In the challenge, we’re given this code :

flag = b64encode(flag)
enc = b""
for i in range(len(flag)):
	enc += bytes([flag[i] ^ flag[(i+1) %len(flag)]])
enc = b64encode(enc)
# Z1oYPRg5GS1qfAcHCgIJF2p7e3wKHWloaH4hIQoCMzwaFnho

What it’s doing is simple. It encoded the flag in base64, XORed its characters two by two, encoded it again then printed it. The important detail that we’re gonna exploit is that it XORs the last character with the first one.
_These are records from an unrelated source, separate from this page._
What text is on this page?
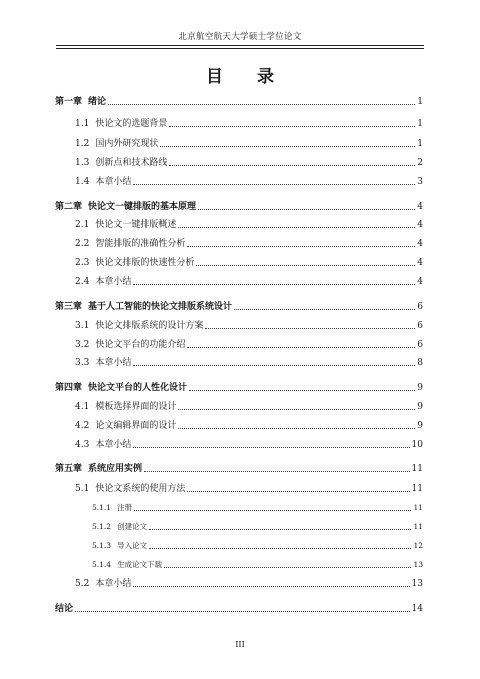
北京航空航天大学硕士学位论文
目 录
第一章 绪论	1
1.1 快论文的选题背景	1
1.2 国内外研究现状	1
1.3 创新点和技术路线	2
1.4 本章小结	3
第二章 快论文一键排版的基本原理	4
2.1 快论文一键排版概述	4
2.2 智能排版的准确性分析	4
2.3 快论文排版的快速性分析	4
2.4 本章小结	4
第三章 基于人工智能的快论文排版系统设计	6
3.1 快论文排版系统的设计方案	6
3.2 快论文平台的功能介绍	6
3.3 本章小结	8
第四章 快论文平台的人性化设计	9
4.1 模板选择界面的设计	9
4.2 论文编辑界面的设计	9
4.3 本章小结	10
第五章 系统应用实例	11
5.1 快论文系统的使用方法	11
5.1.1 注册	11
5.1.2 创建论文	11
5.1.3 导入论文	12
5.1.4 生成论文下载	13
5.2 本章小结	13
结论	14
III
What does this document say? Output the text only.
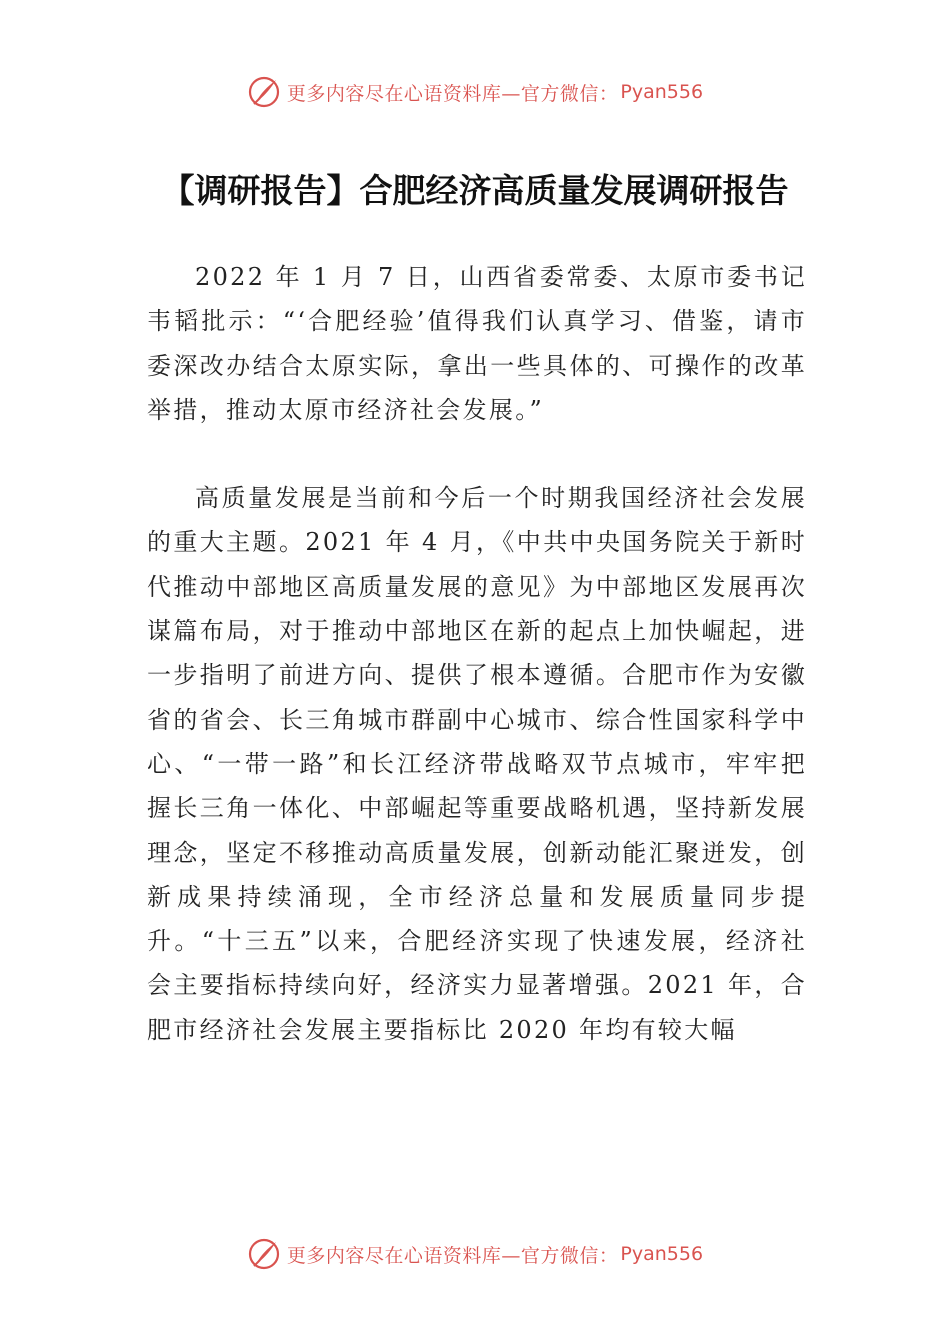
更多内容尽在心语资料库—官方微信： Pyan556
【调研报告】合肥经济高质量发展调研报告

2022 年 1 月 7 日，山西省委常委、太原市委书记韦韬批示：“‘合肥经验’值得我们认真学习、借鉴，请市委深改办结合太原实际，拿出一些具体的、可操作的改革举措，推动太原市经济社会发展。”

高质量发展是当前和今后一个时期我国经济社会发展的重大主题。2021 年 4 月，《中共中央国务院关于新时代推动中部地区高质量发展的意见》为中部地区发展再次谋篇布局，对于推动中部地区在新的起点上加快崛起，进一步指明了前进方向、提供了根本遵循。合肥市作为安徽省的省会、长三角城市群副中心城市、综合性国家科学中心、“一带一路”和长江经济带战略双节点城市，牢牢把握长三角一体化、中部崛起等重要战略机遇，坚持新发展理念，坚定不移推动高质量发展，创新动能汇聚迸发，创新成果持续涌现，全市经济总量和发展质量同步提升。“十三五”以来，合肥经济实现了快速发展，经济社会主要指标持续向好，经济实力显著增强。2021 年，合肥市经济社会发展主要指标比 2020 年均有较大幅

更多内容尽在心语资料库—官方微信： Pyan556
So, all we have to do is to bruteforce the first character using the base64 alphabet, XORing the rest of the characters and doing the necessary decoding.

#!/usr/bin/env python3

from base64 import b64decode
from pwn import xor
decoded = b64decode(b'Z1oYPRg5GS1qfAcHCgIJF2p7e3wKHWloaH4hIQoCMzwaFnho')
print(decoded)
alphabet = [b'a',b'b',b'c',b'd',b'e',b'f',b'g',b'h',b'i',b'j',b'k',b'l',b'm',b'n',b'o',b'p',b'q',b'r',b's',b't',b'u',b'v',b'w',b'x',b'y',b'z',b'A',b'B',b'C',b'D',b'E',b'F',b'G',b'H',b'I',b'J',b'K',b'L',b'M',b'N',b'O',b'P',b'Q',b'R',b'S',b'T',b'U',b'V',b'W',b'X',b'Y',b'Z',b'0',b'1',b'2',b'3',b'4',b'5',b'6',b'7',b'8',b'9']

for i in alphabet:
    dec=[]
    dec.insert(0,bytes(xor(decoded[len(decoded)-1],i)))
    for j in range(len(decoded)-2,0,-1):
        dec.insert(0,bytes(xor(decoded[j],dec[0])))
    try:
        print(b64decode(i+b''.join(dec)))
    except:
        pass